Americans want medical care by American doctors. They want their doctor to speak English, to understand them easily, to know their culture. The sick should not be forced to adapt to diversity. I believe it is time to limit the influx of international medical graduates.
I have not yet heard anyone address how teaching faculty, who are already struggling under heavy patient loads that cause them to limit their teaching time, will find the time to teach more residents and manage more patients if and when health system reform is implemented. Every American should have access to good quality care, but if this problem is not solved it seems to me that resident education and the work environment will continue to deteriorate. Will GME see more doctors throwing in the towel and going into private practice? Everyone is focusing on patient care and increasing caps—what about teaching and education? Good teachers are becoming extinct, and we need to increase the teacher supply chain. If residents are not properly taught, the doctors that we will produce will be a threat to society.
We see some really horrible graduates of Caribbean medical schools who should never be doctors—we shouldn’t increase GME slots for them. We don’t owe them the opportunity to become U.S. physicians.

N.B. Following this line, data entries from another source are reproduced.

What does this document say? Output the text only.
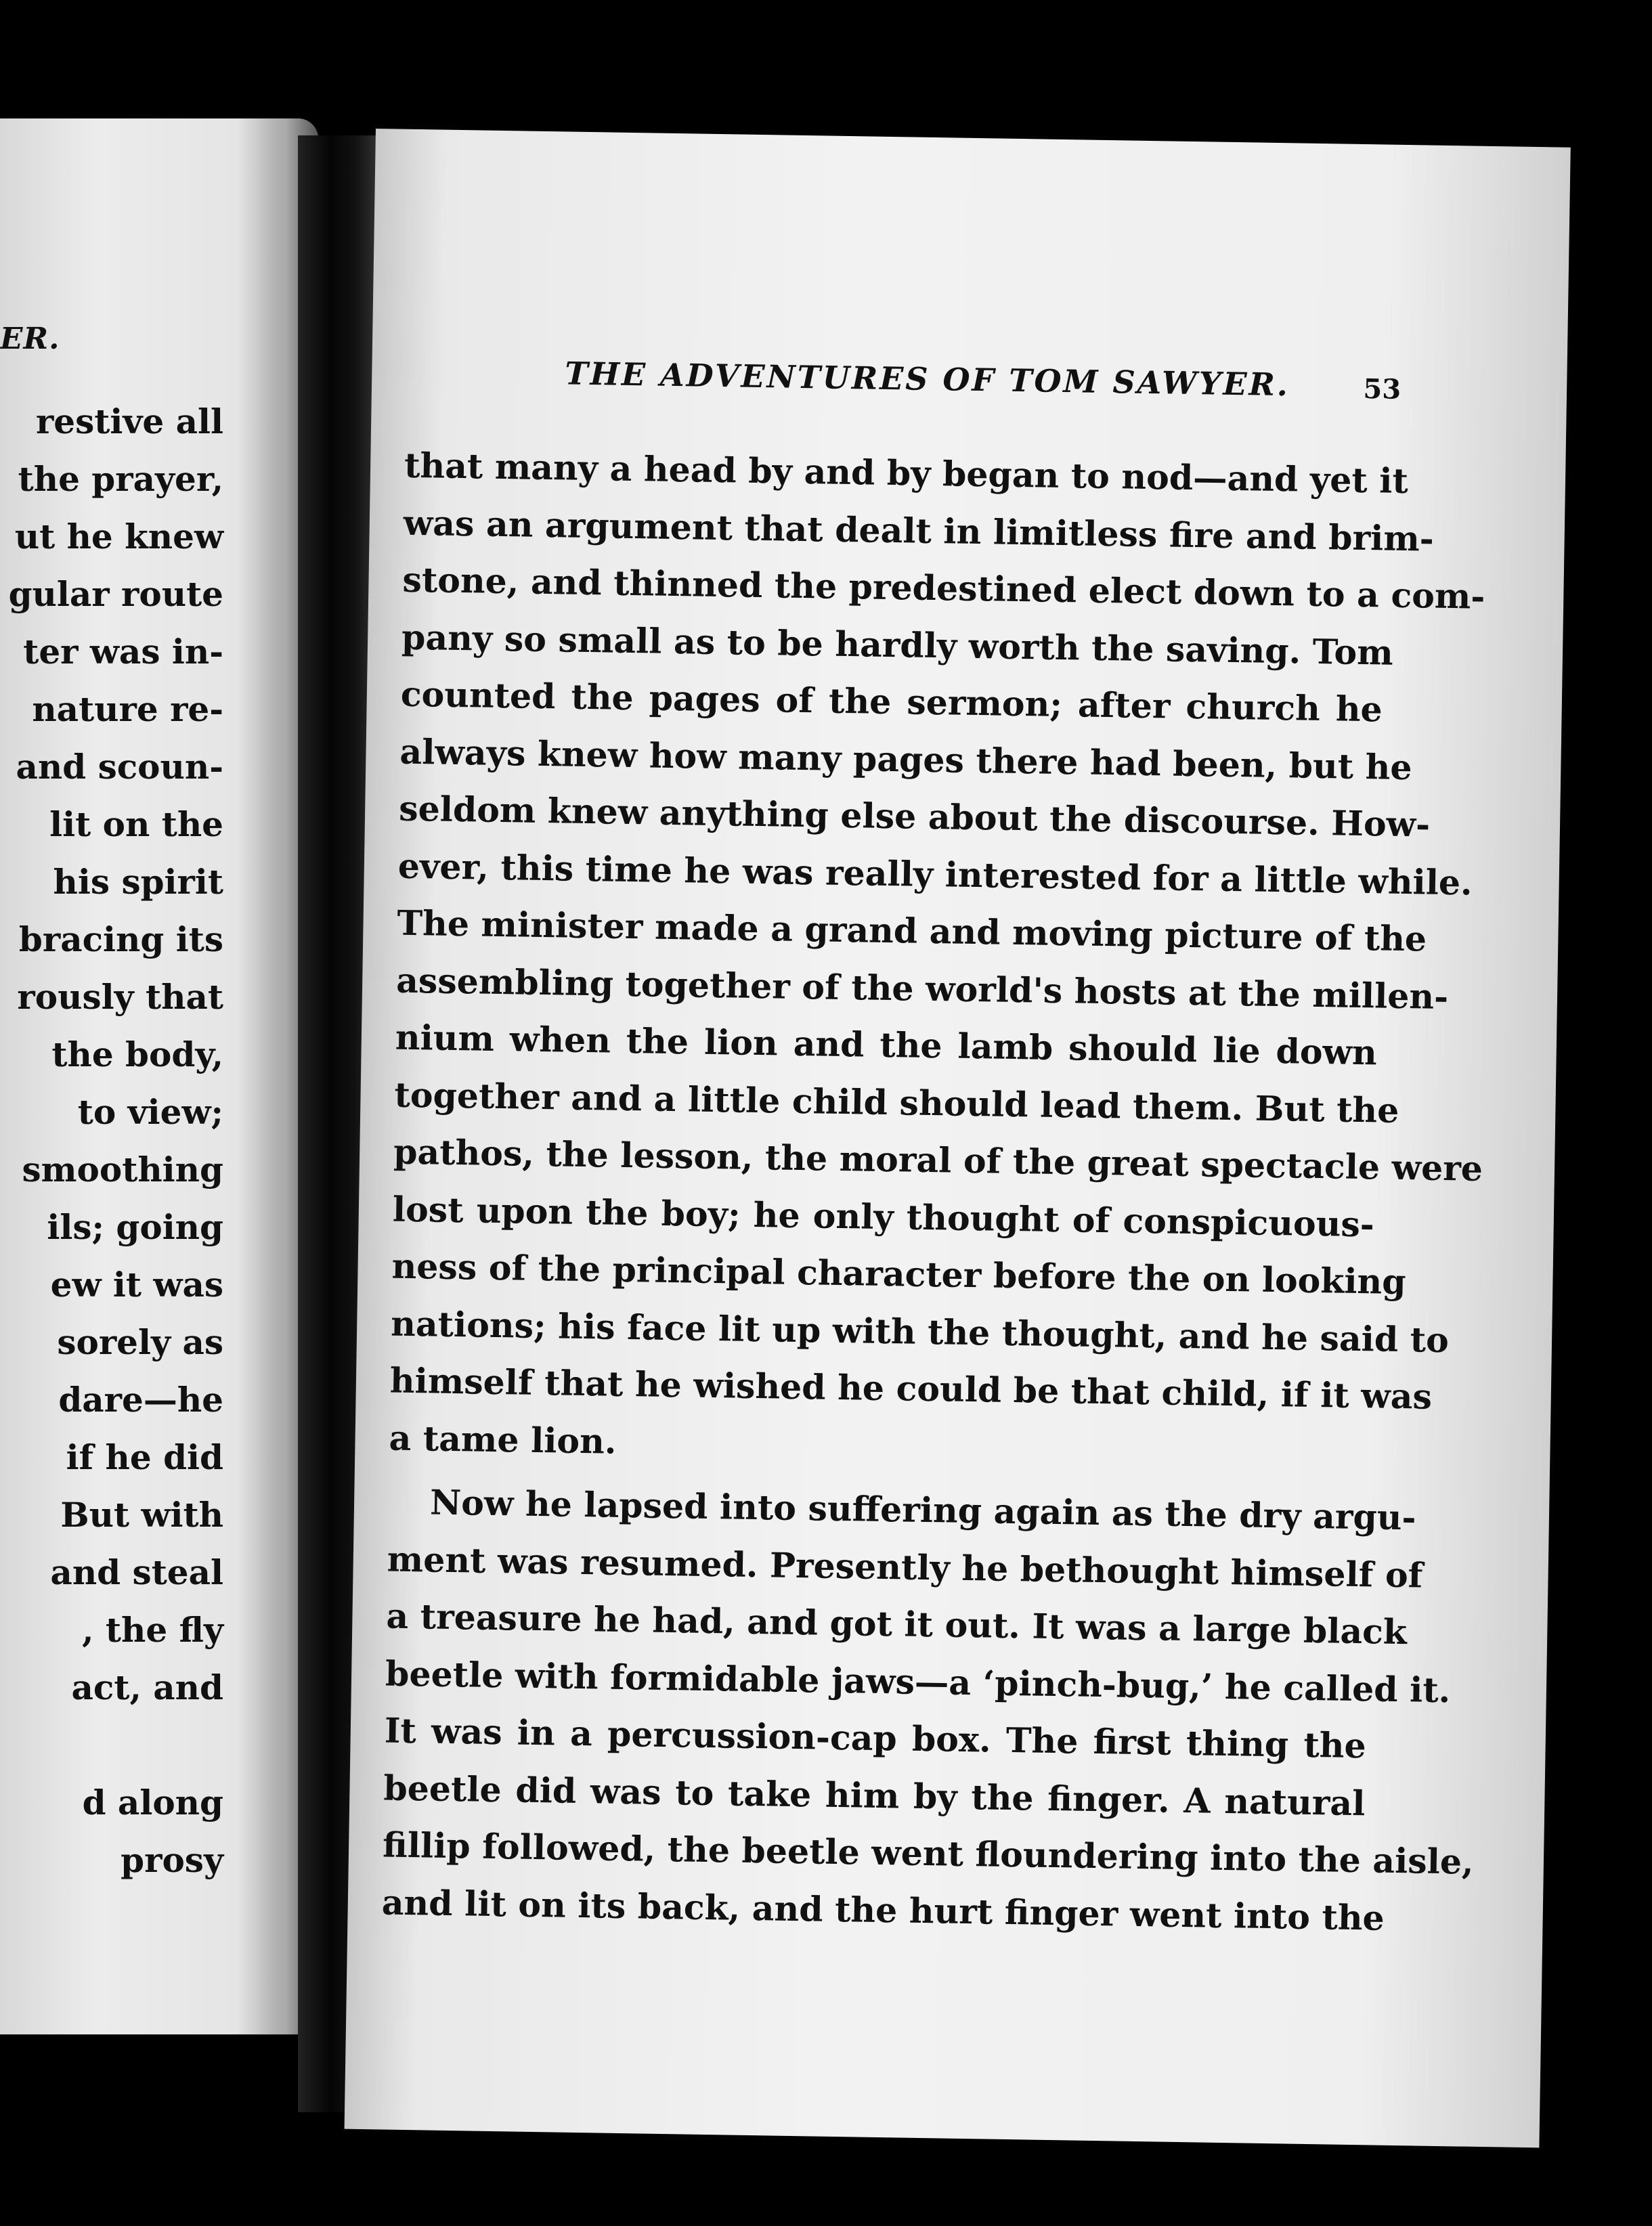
ER.
restive all
the prayer,
ut he knew
gular route
ter was in-
nature re-
and scoun-
lit on the
his spirit
bracing its
rously that
the body,
to view;
smoothing
ils; going
ew it was
sorely as
dare—he
if he did
But with
and steal
, the fly
act, and
d along
prosy
THE ADVENTURES OF TOM SAWYER.	53
that many a head by and by began to nod—and yet it
was an argument that dealt in limitless fire and brim-
stone, and thinned the predestined elect down to a com-
pany so small as to be hardly worth the saving. Tom
counted the pages of the sermon; after church he
always knew how many pages there had been, but he
seldom knew anything else about the discourse. How-
ever, this time he was really interested for a little while.
The minister made a grand and moving picture of the
assembling together of the world's hosts at the millen-
nium when the lion and the lamb should lie down
together and a little child should lead them. But the
pathos, the lesson, the moral of the great spectacle were
lost upon the boy; he only thought of conspicuous-
ness of the principal character before the on looking
nations; his face lit up with the thought, and he said to
himself that he wished he could be that child, if it was
a tame lion.
Now he lapsed into suffering again as the dry argu-
ment was resumed. Presently he bethought himself of
a treasure he had, and got it out. It was a large black
beetle with formidable jaws—a ‘pinch-bug,’ he called it.
It was in a percussion-cap box. The first thing the
beetle did was to take him by the finger. A natural
fillip followed, the beetle went floundering into the aisle,
and lit on its back, and the hurt finger went into the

There is concern as well that increased funding will only increase the number of non-primary care specialty spots, perpetuating the imbalance that is driving up U.S. health care costs.
Nonetheless, we would love to see more and better funding—we are underfunded here in our rural family medicine program. Almost all of our residents hold J-1 visas, and we are able to pick the best and the brightest from all over the world. We have seen applications grow markedly but not from domestic grads.
Again, the nation needs to have some structured way of getting more individuals into more primary care slots.
I would lift caps on primary care (medicine, family practice, pediatrics, geriatrics, even perhaps general surgery) but absolutely not on fellowships or surgical subspecialties. Why increase the already severe imbalance?
It seems intuitively obvious that you can’t offer to provide health care to 30 million Americans not receiving health care now without training more physicians. If a primary care provider can handle a patient pool of 3,000 at the most, then we need a minimum of 10,000 additional primary care physicians, not to mention the corresponding number of subspecialists.
I was forced to leave the country and study abroad to become a physician. I was born here and served my country—still no deal! There is too much red tape in our medical education system, and now our country is losing ground in the medical field. We deserve that for not helping dedicated U.S.-born IMGs. In short, I am very disgruntled.